With the time now nearing ten, Andrew headed for home, but Steve and I still had some games left in us, and we kicked off a delightful hour of 2-player silliness with Karambolage. This is a 25-year-vintage Haba game where a play area defined by string contains a number of coloured discs. Dice are rolled showing matching colours, and your job is to flick one colour into another, as Steve demonstrates deftly here:


The wooden block can be placed wherever you like before you make your shot. As deft as we - Steve especially - were, we were also regularly catastrophically over or under-flicking. Often the dice are unkind and the colours rolled are blocked from a direct shot, so you have to attempt a rebound. 

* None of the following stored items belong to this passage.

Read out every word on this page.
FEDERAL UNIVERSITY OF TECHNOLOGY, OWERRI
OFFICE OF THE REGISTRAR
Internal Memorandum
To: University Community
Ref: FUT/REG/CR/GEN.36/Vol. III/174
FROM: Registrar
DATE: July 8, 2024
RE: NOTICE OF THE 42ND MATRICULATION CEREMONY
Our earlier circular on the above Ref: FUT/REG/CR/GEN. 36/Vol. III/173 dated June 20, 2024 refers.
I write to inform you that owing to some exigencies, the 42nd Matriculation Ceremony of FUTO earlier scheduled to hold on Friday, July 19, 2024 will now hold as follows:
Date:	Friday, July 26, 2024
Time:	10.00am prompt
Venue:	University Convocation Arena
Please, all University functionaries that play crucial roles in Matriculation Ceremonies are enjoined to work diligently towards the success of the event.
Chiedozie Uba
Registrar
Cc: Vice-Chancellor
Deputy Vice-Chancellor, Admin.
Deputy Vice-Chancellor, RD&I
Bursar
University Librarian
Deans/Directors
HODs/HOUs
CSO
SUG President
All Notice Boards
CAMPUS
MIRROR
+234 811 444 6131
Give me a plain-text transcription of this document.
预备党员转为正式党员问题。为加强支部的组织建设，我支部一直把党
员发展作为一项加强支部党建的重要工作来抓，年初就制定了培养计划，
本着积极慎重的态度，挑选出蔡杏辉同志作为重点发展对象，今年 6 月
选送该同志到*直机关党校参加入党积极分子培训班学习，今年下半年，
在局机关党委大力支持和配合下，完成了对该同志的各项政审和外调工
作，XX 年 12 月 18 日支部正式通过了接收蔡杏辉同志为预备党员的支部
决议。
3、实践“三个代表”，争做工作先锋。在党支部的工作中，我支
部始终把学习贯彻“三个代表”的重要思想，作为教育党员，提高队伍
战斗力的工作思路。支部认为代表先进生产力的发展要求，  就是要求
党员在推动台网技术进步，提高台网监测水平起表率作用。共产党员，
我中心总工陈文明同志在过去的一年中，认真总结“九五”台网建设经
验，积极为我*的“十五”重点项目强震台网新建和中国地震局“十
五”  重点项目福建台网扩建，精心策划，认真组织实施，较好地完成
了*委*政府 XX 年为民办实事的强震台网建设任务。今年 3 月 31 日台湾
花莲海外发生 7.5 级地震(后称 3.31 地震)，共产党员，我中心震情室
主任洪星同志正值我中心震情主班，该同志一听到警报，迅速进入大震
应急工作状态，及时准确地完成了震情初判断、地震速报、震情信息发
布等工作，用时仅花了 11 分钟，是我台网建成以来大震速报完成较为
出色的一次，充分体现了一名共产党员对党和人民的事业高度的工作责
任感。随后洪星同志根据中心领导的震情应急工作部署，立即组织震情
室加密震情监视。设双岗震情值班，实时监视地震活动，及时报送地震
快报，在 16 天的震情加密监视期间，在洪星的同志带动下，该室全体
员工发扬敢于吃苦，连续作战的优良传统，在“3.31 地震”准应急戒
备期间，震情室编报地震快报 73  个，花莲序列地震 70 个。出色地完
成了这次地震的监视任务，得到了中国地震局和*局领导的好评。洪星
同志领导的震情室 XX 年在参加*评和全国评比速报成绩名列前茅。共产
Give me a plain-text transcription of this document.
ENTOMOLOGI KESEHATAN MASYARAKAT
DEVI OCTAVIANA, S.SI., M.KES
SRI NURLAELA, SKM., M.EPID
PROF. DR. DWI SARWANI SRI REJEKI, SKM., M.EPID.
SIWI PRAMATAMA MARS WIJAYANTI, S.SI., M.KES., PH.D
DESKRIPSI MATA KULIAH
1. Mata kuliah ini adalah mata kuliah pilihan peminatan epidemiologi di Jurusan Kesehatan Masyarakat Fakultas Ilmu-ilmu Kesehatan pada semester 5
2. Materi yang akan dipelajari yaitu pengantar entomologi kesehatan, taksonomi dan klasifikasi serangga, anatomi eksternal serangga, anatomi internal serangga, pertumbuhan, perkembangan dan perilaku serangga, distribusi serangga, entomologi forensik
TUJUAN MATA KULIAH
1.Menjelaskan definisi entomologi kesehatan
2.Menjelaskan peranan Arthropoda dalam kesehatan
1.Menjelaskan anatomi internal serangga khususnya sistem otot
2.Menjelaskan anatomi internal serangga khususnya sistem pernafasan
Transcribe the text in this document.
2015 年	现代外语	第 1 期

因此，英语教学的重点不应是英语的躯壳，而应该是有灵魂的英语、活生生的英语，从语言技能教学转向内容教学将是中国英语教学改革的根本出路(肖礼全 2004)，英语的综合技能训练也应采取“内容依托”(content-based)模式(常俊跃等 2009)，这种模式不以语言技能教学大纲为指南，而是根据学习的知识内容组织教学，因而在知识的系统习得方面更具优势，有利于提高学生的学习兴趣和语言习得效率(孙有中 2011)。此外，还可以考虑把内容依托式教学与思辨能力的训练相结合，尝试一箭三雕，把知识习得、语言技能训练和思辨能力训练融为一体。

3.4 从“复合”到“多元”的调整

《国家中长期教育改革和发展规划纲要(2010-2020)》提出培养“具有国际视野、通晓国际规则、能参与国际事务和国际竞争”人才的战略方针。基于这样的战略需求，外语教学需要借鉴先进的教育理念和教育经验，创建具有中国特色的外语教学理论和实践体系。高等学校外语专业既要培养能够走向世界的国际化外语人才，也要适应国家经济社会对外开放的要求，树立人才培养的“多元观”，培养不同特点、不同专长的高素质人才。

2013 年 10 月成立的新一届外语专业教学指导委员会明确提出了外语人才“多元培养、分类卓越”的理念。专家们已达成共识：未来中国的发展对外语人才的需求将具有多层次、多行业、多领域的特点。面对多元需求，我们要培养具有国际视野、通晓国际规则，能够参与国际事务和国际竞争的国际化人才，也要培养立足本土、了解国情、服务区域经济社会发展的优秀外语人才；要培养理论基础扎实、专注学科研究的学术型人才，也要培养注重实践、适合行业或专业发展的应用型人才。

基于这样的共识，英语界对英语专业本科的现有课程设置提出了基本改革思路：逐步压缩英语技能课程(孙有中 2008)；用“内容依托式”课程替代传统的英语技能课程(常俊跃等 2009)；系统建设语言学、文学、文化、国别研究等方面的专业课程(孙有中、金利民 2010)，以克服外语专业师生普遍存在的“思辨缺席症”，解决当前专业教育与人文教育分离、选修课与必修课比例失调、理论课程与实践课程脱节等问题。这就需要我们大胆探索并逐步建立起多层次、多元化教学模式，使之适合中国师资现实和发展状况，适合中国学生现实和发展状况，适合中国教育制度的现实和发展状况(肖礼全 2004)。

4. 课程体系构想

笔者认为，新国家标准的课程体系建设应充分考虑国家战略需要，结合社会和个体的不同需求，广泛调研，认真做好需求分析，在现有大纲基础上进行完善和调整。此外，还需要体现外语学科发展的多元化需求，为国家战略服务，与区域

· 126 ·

I never managed it at all, but Steve did a couple of times. There's a Can't Stop style point-scoring system where you can bank what you have or choose to roll again and push your luck, and we regularly fell foul of our own insatiable greed for points as well. If you roll doubles on the dice, you roll again and keep rolling until you get two colours, but every doubles roll increases the points value of your next shot. We had a lot of fun with this, and I managed to conquer Steve over three games despite getting the Uncontrollable Yips when on the verge of victory in game three. 

Sam 2
Steve 1

It was nearing eleven but our gaming tank still had fuel in it, so I introduced Steve to Kariba, the game of waterhole dominance, and overcame a terrible start in order to gain a second win - at least in part to a slight rules misunderstanding.

Sam 28
Steve 22



There was just enough time for me to try and drunkenly explain the rules to Outfoxed (I think I might have called it Fox in the Forest, which is, er, different...) to Steve before we called it a night. As always, splendid fun, thanks gentlemen!